Gli aumenti hanno riguardato PM10 e PM2.5 anche nelle aree circostanti. I picchi rilevati potrebbero non dipendere unicamente dall’incendio, poiché nello stesso periodo il Copernicus Atmosphere Monitoring Service aveva segnalato l’arrivo di polveri sahariane.
Per gli altri inquinanti controllati dalla rete regionale, non sono emerse criticità: non sono stati superati i valori limite per biossido di azoto (NO₂) e biossido di zolfo (SO₂).
Particolato: calo delle concentrazioni
Le misurazioni del 1° settembre hanno confermato una progressiva attenuazione delle concentrazioni di particolato PM10, sia a Lequile sia a Galatina. Nei giorni dell’incendio, le concentrazioni erano risultate più elevate nelle aree prossime all'impianto e in posizione sottovento. Anche la rete regionale aveva registrato, tra il 29 e il 30 agosto, valori significativi di PM10 e PM2.5.
Il benzene ha mostrato un lieve incremento nelle centraline urbane di Lecce nella notte tra il 29 e il 30 agosto, mantenendosi comunque su valori non elevati.
Per un quadro ambientale completo, si attendono gli esiti delle analisi sui microinquinanti organici, incluse le diossine. L'Arpa Puglia ha assicurato che il monitoraggio proseguirà fino al completamento delle attività, in coordinamento con autorità sanitarie e giudiziarie.

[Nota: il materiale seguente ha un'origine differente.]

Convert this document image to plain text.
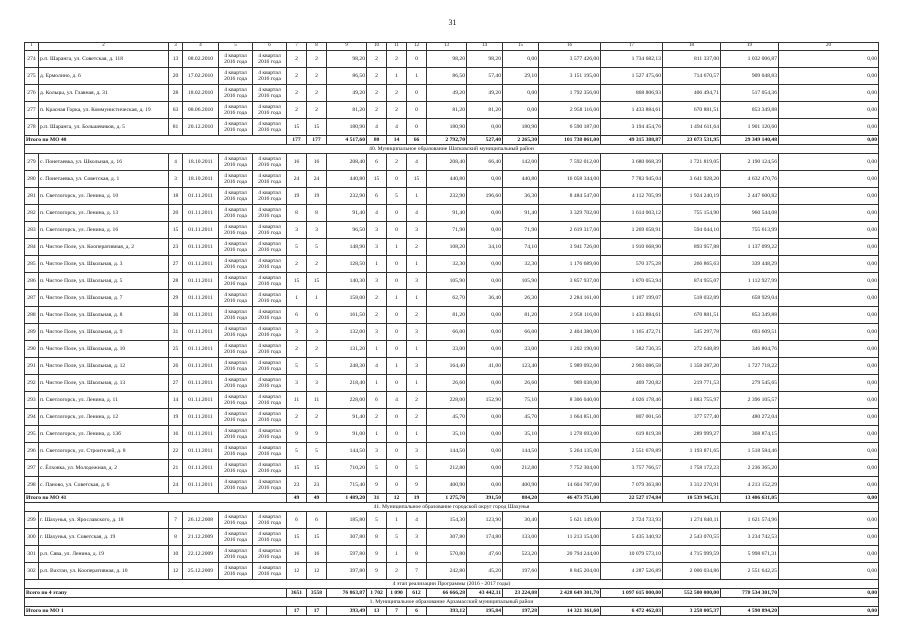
31
1	2	3	4	5	6	7	8	9	10	11	12	13	14	15	16	17	18	19	20
274	р.п. Шаранга, ул. Советская, д. 118	13	08.02.2010	4 квартал 2016 года	4 квартал 2016 года	2	2	98,20	2	2	0	98,20	98,20	0,00	3 577 426,00	1 734 682,13	811 337,00	1 032 006,87	0,00
275	д. Ермолино, д. 6	20	17.02.2010	4 квартал 2016 года	4 квартал 2016 года	2	2	86,50	2	1	1	86,50	57,40	29,10	3 151 195,00	1 527 475,60	714 670,57	909 048,83	0,00
276	д. Кольцы, ул. Главная, д. 31	28	18.02.2010	4 квартал 2016 года	4 квартал 2016 года	2	2	49,20	2	2	0	49,20	49,20	0,00	1 792 356,00	868 806,93	406 494,71	517 054,36	0,00
277	п. Красная Горка, ул. Коммунистическая, д. 19	63	08.06.2010	4 квартал 2016 года	4 квартал 2016 года	2	2	81,20	2	2	0	81,20	81,20	0,00	2 958 116,00	1 433 884,61	670 881,51	853 349,88	0,00
278	р.п. Шаранга, ул. Большевиков, д. 5	81	20.12.2010	4 квартал 2016 года	4 квартал 2016 года	15	15	180,90	4	4	0	180,90	0,00	180,90	6 590 187,00	3 194 454,76	1 494 611,64	1 901 120,60	0,00
Итого по МО 40						177	177	4 517,60	80	14	66	2 792,70	527,40	2 265,30	101 738 061,00	49 315 388,87	23 073 531,95	29 349 140,48	0,00
40. Муниципальное образование Шатковский муниципальный район																			
279	с. Понетаевка, ул. Школьная, д. 16	4	18.10.2011	4 квартал 2016 года	4 квартал 2016 года	16	16	208,40	6	2	4	208,40	66,40	142,00	7 592 012,00	3 680 068,39	1 721 819,05	2 190 124,56	0,00
280	с. Понетаевка, ул. Советская, д. 1	3	18.10.2011	4 квартал 2016 года	4 квартал 2016 года	24	24	440,80	15	0	15	440,80	0,00	440,80	16 058 344,00	7 783 945,04	3 641 928,20	4 632 470,76	0,00
281	п. Светлогорск, ул. Ленина, д. 10	18	01.11.2011	4 квартал 2016 года	4 квартал 2016 года	19	19	232,90	6	5	1	232,90	196,60	36,30	8 484 547,00	4 112 705,99	1 924 240,19	2 447 600,82	0,00
282	п. Светлогорск, ул. Ленина, д. 13	20	01.11.2011	4 квартал 2016 года	4 квартал 2016 года	8	8	91,40	4	0	4	91,40	0,00	91,40	3 329 702,00	1 614 003,12	755 154,90	960 544,08	0,00
283	п. Светлогорск, ул. Ленина, д. 16	15	01.11.2011	4 квартал 2016 года	4 квартал 2016 года	3	3	96,50	3	0	3	71,90	0,00	71,90	2 619 317,00	1 269 658,91	594 044,10	755 613,99	0,00
284	п. Чистое Поле, ул. Кооперативная, д. 2	23	01.11.2011	4 квартал 2016 года	4 квартал 2016 года	5	5	148,90	3	1	2	108,20	34,10	74,10	3 941 726,00	1 910 668,90	893 957,88	1 137 099,22	0,00
285	п. Чистое Поле, ул. Школьная, д. 3	27	01.11.2011	4 квартал 2016 года	4 квартал 2016 года	2	2	128,50	1	0	1	32,30	0,00	32,30	1 176 689,00	570 375,28	266 865,63	339 448,29	0,00
286	п. Чистое Поле, ул. Школьная, д. 5	28	01.11.2011	4 квартал 2016 года	4 квартал 2016 года	15	15	140,30	3	0	3	105,90	0,00	105,90	3 857 937,00	1 870 053,94	874 955,07	1 112 927,99	0,00
287	п. Чистое Поле, ул. Школьная, д. 7	29	01.11.2011	4 квартал 2016 года	4 квартал 2016 года	1	1	158,00	2	1	1	62,70	36,40	26,30	2 284 161,00	1 107 199,07	518 032,89	658 929,04	0,00
288	п. Чистое Поле, ул. Школьная, д. 8	30	01.11.2011	4 квартал 2016 года	4 квартал 2016 года	6	6	161,50	2	0	2	81,20	0,00	81,20	2 958 116,00	1 433 884,61	670 881,51	853 349,88	0,00
289	п. Чистое Поле, ул. Школьная, д. 9	31	01.11.2011	4 квартал 2016 года	4 квартал 2016 года	3	3	132,00	3	0	3	66,00	0,00	66,00	2 404 380,00	1 165 472,71	545 297,78	693 609,51	0,00
290	п. Чистое Поле, ул. Школьная, д. 10	25	01.11.2011	4 квартал 2016 года	4 квартал 2016 года	2	2	131,20	1	0	1	33,00	0,00	33,00	1 202 190,00	582 736,35	272 648,89	346 804,76	0,00
291	п. Чистое Поле, ул. Школьная, д. 12	26	01.11.2011	4 квартал 2016 года	4 квартал 2016 года	5	5	248,30	4	1	3	164,40	41,00	123,40	5 989 092,00	2 903 086,58	1 358 287,20	1 727 718,22	0,00
292	п. Чистое Поле, ул. Школьная, д. 13	27	01.11.2011	4 квартал 2016 года	4 квартал 2016 года	3	3	218,40	1	0	1	26,60	0,00	26,60	969 038,00	469 720,82	219 771,53	279 545,65	0,00
293	п. Светлогорск, ул. Ленина, д. 11	14	01.11.2011	4 квартал 2016 года	4 квартал 2016 года	11	11	228,00	6	4	2	228,00	152,90	75,10	8 306 040,00	4 026 178,46	1 883 755,97	2 396 105,57	0,00
294	п. Светлогорск, ул. Ленина, д. 12	19	01.11.2011	4 квартал 2016 года	4 квартал 2016 года	2	2	91,40	2	0	2	45,70	0,00	45,70	1 664 851,00	807 001,56	377 577,40	480 272,04	0,00
295	п. Светлогорск, ул. Ленина, д. 13б	16	01.11.2011	4 квартал 2016 года	4 квартал 2016 года	9	9	91,00	1	0	1	35,10	0,00	35,10	1 278 693,00	619 819,38	289 999,27	368 874,15	0,00
296	п. Светлогорск, ул. Строителей, д. 8	22	01.11.2011	4 квартал 2016 года	4 квартал 2016 года	5	5	144,50	3	0	3	144,50	0,00	144,50	5 264 135,00	2 551 678,89	1 193 871,65	1 518 584,46	0,00
297	с. Ёлховка, ул. Молодежная, д. 2	21	01.11.2011	4 квартал 2016 года	4 квартал 2016 года	15	15	710,20	5	0	5	212,80	0,00	212,80	7 752 304,00	3 757 766,57	1 758 172,23	2 236 365,20	0,00
298	с. Паново, ул. Советская, д. 6	24	01.11.2011	4 квартал 2016 года	4 квартал 2016 года	23	23	715,40	9	0	9	400,90	0,00	400,90	14 604 787,00	7 079 363,80	3 312 270,91	4 213 152,29	0,00
Итого по МО 41						49	49	1 489,20	31	12	19	1 275,70	391,50	884,20	46 473 751,00	22 527 174,84	10 539 945,31	13 406 631,05	0,00
41. Муниципальное образование городской округ город Шахунья																			
299	г. Шахунья, ул. Ярославского, д. 18	7	26.12.2008	4 квартал 2016 года	4 квартал 2016 года	6	6	185,80	5	1	4	154,30	123,90	30,40	5 621 149,00	2 724 733,93	1 274 840,11	1 621 574,96	0,00
300	г. Шахунья, ул. Советская, д. 19	8	21.12.2009	4 квартал 2016 года	4 квартал 2016 года	15	15	307,80	8	5	3	307,80	174,80	133,00	11 213 154,00	5 435 340,92	2 543 070,55	3 234 742,53	0,00
301	р.п. Сява, ул. Ленина, д. 19	10	22.12.2009	4 квартал 2016 года	4 квартал 2016 года	16	16	597,80	9	1	8	570,80	47,60	523,20	20 794 244,00	10 079 573,10	4 715 999,59	5 998 671,31	0,00
302	р.п. Вахтан, ул. Кооперативная, д. 10	12	25.12.2009	4 квартал 2016 года	4 квартал 2016 года	12	12	397,80	9	2	7	242,80	45,20	197,60	8 845 204,00	4 287 526,89	2 006 034,86	2 551 642,25	0,00
4 этап реализации Программы (2016 - 2017 годы)																			
Всего по 4 этапу						3651	3558	76 863,87	1 702	1 090	612	66 666,28	43 442,11	23 224,08	2 428 649 301,70	1 097 615 000,00	552 500 000,00	778 534 301,70	0,00
1. Муниципальное образование Арзамасский муниципальный район																			
Итого по МО 1						17	17	393,49	13	7	6	393,12	195,84	197,28	14 321 361,60	6 472 462,03	3 258 005,37	4 590 894,20	0,00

Spegnimento e monitoraggio
Nella fase dell’emergenza, sono stati fondamentali i risultati raccolti dalle quattro centraline Arpa, impiegate per valutare la salubrità dell’aria. Le operazioni di spegnimento, che hanno interessato il bosco e l’ecocentro di rifiuti cartacei e plastici di Lequile, si sono protratte per 48 ore. Il primo cittadino, Vincenzo Carlà, ha richiesto l'istituzione di un tavolo tecnico in Prefettura e ha sollecitato il supporto dell’Università.